Reputation: 33
I have a list that contains multiple columns, and I need to group and sum rows based on two columns. Can I do this without using a Pandas dataframe?
I have a dataset in a list like this:
User Days Project
Dave 3 Red
Dave 4 Red
Dave 2 Blue
Sue 4 Red
Sue 1 Red
Sue 3 Yellow
Specifically:
[[Dave, 3, Red], [Dave, 4, Red], [Dave, 2, Blue], [Sue, 4, Red], [Sue, 1, Red], [Sue, 3, Yellow]]
What I want to do is output on the same line some totals like this:
User Days Project UserDays ProjectDaysPerUser
Dave 3 Red 9 7
Dave 4 Red 9 7
Dave 2 Blue 9 2
Sue 4 Red 8 5
Sue 1 Red 8 5
Sue 3 Yellow 8 3
So I'm trying to group twice to get the "ProjectDaysPerUser", first by user, then by project. It's this double grouping that's throwing me off.
Is there an easy way to do this without creating a Panda dataframe?
Upvotes: 1
Views: 2838
Reputation: 85
Efficient Code
import itertools
def group_data(input1:list)->list:
name_dict = {k : sum(v[1] for v in g) for k, g in itertools.groupby(sorted(input1, key=lambda x:x[0]), key=lambda x:x[0])}
name_colour_dict = {k: sum(v[1] for v in g) for k,g in itertools.groupby(sorted(input1, key=lambda x:(x[0], x[2])), key=lambda x:(x[0],x[2]))}
for row in input1:
name = row[0]
name_colour = (row[0], row[2])
row.append(name_dict[name])
row.append(name_colour_dict[name_colour])
print(input1)
group_data([['Dave', 3, 'Red'], ['Dave', 4, 'Red'], ['Dave', 2, 'Blue'], ['Sue', 4, 'Red'], ['Sue', 1, 'Red'], ['Sue', 3, 'Yellow']]
)
Upvotes: 0
Reputation: 101
use dictionary for improved performance
data = [['Dave', 3, 'Red'], ['Dave', 2, 'Blue'], ['Sue', 4, 'Red'], ['Dave', 4, 'Red'], ['Sue', 1, 'Red'], ['Sue', 3, 'Yellow']]
sum_dict = {}
for d in data:
sum_dict[d[0]] = sum_dict.get(d[0], 0) + d[1]

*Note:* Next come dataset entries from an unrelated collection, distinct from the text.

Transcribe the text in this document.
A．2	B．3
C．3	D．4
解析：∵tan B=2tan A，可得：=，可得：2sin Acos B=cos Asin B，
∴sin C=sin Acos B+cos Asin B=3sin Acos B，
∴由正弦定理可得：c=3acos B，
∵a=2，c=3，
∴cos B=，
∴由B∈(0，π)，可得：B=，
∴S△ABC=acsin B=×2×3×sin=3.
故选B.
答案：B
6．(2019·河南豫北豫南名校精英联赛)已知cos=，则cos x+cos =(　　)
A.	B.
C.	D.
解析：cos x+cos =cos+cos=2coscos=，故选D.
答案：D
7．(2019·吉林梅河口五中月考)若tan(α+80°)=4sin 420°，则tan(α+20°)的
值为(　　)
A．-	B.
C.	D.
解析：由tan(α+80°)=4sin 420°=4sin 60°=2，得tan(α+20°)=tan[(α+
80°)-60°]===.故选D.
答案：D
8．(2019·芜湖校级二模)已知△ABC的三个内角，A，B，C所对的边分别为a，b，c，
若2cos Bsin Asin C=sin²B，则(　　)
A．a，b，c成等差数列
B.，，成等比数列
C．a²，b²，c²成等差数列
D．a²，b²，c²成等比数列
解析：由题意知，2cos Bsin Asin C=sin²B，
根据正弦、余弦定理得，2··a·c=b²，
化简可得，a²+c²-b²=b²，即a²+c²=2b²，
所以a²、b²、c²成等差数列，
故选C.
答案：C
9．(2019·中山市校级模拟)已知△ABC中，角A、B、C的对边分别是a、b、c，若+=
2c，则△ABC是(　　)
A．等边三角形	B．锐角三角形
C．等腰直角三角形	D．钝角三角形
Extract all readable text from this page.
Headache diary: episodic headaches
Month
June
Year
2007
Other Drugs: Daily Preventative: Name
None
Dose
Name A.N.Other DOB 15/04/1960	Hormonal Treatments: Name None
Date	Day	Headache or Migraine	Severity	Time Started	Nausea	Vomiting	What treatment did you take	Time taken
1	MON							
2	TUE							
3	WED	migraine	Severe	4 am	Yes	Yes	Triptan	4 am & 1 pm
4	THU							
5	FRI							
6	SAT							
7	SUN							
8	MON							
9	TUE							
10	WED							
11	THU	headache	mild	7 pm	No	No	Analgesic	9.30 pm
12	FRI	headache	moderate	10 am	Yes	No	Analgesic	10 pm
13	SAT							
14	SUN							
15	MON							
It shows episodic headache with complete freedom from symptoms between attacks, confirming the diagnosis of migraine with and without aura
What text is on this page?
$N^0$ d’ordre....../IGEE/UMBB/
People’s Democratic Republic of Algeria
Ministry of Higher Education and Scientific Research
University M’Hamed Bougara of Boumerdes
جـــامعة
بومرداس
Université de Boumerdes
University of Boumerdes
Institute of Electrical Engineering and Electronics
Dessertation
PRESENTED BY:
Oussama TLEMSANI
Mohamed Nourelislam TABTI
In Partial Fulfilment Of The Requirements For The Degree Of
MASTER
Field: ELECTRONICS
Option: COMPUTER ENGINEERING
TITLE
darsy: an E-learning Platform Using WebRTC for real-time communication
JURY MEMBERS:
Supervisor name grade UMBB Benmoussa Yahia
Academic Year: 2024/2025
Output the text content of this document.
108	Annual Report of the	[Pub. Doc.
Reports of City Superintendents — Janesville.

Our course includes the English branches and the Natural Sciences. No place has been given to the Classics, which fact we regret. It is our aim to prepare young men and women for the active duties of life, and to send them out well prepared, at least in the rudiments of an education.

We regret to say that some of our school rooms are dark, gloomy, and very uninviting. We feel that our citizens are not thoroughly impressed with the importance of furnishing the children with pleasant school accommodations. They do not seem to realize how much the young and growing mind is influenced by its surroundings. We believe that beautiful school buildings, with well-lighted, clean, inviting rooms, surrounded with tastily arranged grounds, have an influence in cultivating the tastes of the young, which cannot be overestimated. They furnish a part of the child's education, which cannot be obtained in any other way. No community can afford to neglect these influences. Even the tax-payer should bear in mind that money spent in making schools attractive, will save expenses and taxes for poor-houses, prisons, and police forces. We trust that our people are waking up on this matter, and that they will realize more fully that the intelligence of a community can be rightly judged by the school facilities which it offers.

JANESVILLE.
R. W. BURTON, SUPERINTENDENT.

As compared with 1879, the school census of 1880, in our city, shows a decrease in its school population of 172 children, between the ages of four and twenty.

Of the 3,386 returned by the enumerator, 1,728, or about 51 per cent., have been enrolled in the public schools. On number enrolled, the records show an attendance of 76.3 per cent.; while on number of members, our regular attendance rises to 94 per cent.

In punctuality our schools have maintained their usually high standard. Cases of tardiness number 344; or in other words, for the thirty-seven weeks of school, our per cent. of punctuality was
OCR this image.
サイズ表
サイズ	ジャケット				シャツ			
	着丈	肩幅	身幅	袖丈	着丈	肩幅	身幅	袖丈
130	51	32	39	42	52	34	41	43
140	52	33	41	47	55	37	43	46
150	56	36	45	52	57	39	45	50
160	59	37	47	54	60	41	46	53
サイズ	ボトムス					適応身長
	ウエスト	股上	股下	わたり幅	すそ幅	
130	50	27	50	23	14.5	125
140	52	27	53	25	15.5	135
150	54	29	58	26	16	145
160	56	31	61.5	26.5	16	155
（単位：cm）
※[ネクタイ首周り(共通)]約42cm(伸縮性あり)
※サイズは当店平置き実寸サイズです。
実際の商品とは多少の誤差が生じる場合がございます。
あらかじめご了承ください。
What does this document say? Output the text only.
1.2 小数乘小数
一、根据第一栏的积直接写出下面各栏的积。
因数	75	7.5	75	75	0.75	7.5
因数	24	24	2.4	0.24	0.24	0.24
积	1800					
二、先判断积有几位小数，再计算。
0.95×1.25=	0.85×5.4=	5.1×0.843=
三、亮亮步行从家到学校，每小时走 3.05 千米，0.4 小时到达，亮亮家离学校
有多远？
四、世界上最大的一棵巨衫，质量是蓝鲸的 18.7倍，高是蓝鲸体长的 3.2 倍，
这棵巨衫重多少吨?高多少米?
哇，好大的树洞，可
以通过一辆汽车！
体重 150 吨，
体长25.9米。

sum_dict[(d[0], d[2])] = sum_dict.get((d[0], d[2]), 0) + d[1]
for d in data:
d.append(sum_dict[d[0]])
d.append(sum_dict[(d[0], d[2])])
print(d)
Upvotes: 2
Reputation: 6348
Because you're doing sums, this can also be solved nicely with collections.Counter
:
from collections import Counter
data = [['Dave', 3, 'Red'], ['Dave', 4, 'Red'], ['Dave', 2, 'Blue'], ['Sue', 4, 'Red'], ['Sue', 1, 'Red'], ['Sue', 3, 'Yellow']]
user_days = Counter()
project_user_days = Counter()
for (name, num_days, project) in data:
user_days[name] += num_days
project_user_days[(name, project)] += num_days
derived_data = [
[name, num_days, project, user_days[name], project_user_days[(name, project)]]
for (name, num_days, project) in data
]
import pprint
pprint.pprint(derived_data)
# [['Dave', 3, 'Red', 9, 7],
# ['Dave', 4, 'Red', 9, 7],
# ['Dave', 2, 'Blue', 9, 2],
# ['Sue', 4, 'Red', 8, 5],
# ['Sue', 1, 'Red', 8, 5],
# ['Sue', 3, 'Yellow', 8, 3]]
Upvotes: 0
Reputation: 12704
Below script is using groupby and appending the result of the sum to the list.
from itertools import groupby
data = [['Dave', 3, 'Red'], ['Dave', 4, 'Red'], ['Dave', 2, 'Blue'], ['Sue', 4, 'Red'], ['Sue', 1, 'Red'], ['Sue', 3, 'Yellow']]
new_data, final = [], []
userDays=[[k, sum(v[1] for v in g)] for k, g in groupby(data, key = lambda x: x[0])]
projuserDays=[[k, sum(v[1] for v in g)] for k, g in groupby(data, key = lambda x: (x[0], x[2]))]
#add userDays and projectuserdays
for d in data:
for u in userDays:
if d[0]==u[0]:
d.append(u[1])
new_data.append(d)
for p in projuserDays:
if d[0]==p[0][0] and d[2]==p[0][1]:
d.append(p[1])
final.append(d)
print(final)
Result:
[['Dave', 3, 'Red', 9, 7],
['Dave', 4, 'Red', 9, 7],
['Dave', 2, 'Blue', 9, 2],
['Sue', 4, 'Red', 8, 5],
['Sue', 1, 'Red', 8, 5],
['Sue', 3, 'Yellow', 8, 3]]
Upvotes: 2